I love it when they are basking in the sun or the light and they plop down with back legs straight out. They are so full of personality, so funny.


----------



## Paige Lewis (Aug 26, 2010)

Yes basking is definitely so cute, my tort tends to stretch his neck out to the side and rest it on the substrate and has the 2 front legs and one of the back legs stretched out, can't believe i still haven't got a picture of it!


----------



## TortieGal (Aug 26, 2010)

Yes! we should post some pictures of them sleeping or basking.

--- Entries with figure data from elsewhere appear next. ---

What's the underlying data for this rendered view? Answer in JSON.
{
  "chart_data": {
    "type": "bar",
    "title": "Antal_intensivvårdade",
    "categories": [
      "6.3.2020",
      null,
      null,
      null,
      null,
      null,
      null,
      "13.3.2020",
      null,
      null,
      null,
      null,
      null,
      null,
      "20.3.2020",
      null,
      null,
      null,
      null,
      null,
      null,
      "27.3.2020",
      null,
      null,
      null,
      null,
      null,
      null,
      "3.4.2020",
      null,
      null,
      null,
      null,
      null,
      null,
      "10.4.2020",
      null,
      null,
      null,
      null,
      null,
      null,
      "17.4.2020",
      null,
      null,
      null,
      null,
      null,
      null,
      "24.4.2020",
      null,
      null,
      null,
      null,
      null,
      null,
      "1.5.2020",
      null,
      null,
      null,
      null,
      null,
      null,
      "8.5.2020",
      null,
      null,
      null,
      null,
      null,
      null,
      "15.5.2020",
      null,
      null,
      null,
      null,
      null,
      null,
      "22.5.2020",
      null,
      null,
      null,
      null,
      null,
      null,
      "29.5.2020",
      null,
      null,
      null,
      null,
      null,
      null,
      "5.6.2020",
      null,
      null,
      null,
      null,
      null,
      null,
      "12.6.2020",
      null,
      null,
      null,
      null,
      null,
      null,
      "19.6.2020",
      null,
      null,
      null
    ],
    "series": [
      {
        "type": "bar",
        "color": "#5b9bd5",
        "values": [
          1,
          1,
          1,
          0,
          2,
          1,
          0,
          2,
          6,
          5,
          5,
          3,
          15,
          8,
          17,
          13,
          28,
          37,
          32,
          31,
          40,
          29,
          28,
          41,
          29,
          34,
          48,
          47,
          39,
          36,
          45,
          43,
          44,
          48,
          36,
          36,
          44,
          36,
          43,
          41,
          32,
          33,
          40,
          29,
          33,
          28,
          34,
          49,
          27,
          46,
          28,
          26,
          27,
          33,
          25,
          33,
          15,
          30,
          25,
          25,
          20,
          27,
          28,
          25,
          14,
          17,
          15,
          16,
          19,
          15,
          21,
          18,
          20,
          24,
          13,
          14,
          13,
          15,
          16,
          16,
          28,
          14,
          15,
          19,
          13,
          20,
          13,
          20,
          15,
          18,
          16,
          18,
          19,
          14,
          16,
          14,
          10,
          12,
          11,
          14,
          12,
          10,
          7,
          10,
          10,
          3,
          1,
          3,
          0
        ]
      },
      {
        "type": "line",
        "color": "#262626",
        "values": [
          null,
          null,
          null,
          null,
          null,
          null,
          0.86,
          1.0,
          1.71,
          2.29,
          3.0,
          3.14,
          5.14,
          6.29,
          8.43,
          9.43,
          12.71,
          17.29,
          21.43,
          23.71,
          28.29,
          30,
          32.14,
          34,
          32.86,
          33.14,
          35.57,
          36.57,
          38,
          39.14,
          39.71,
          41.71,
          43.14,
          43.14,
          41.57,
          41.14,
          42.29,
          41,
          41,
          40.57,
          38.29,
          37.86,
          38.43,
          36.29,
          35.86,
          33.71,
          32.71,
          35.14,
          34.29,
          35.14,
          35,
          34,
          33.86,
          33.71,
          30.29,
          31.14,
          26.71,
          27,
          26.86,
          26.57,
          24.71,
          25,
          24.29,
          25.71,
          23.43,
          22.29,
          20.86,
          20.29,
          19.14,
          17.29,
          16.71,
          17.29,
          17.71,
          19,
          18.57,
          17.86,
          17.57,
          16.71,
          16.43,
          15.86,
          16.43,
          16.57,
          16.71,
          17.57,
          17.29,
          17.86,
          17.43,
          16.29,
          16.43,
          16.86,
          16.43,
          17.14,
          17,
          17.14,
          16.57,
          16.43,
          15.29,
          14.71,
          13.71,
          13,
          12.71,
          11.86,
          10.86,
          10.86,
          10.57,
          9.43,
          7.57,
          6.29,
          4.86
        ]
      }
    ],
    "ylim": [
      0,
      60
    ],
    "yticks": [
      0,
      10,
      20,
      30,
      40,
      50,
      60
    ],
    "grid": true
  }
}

I will have to try and get a good shot.


----------



## Homerist (Aug 28, 2010)

my star sleeps with his fore arms folded to the sides and hind legs spreaded out and his chin resting on a small pebble inside his hind.
super cute.


----------



## APBT_Fanatic (Aug 28, 2010)

Sherman, Echo, and Euclid all sleep sprawled out like that. They sometimes use eachother as a pillow too, as seen in the picture below!


----------



## TortieGal (Aug 28, 2010)

So cute! I love it. They look pretty comfortable with each other to sleep like that. I don't think anybodys being bullied in your group.


----------



## tortoisenerd (Aug 28, 2010)

Our little one does that too! Its adorable.


----------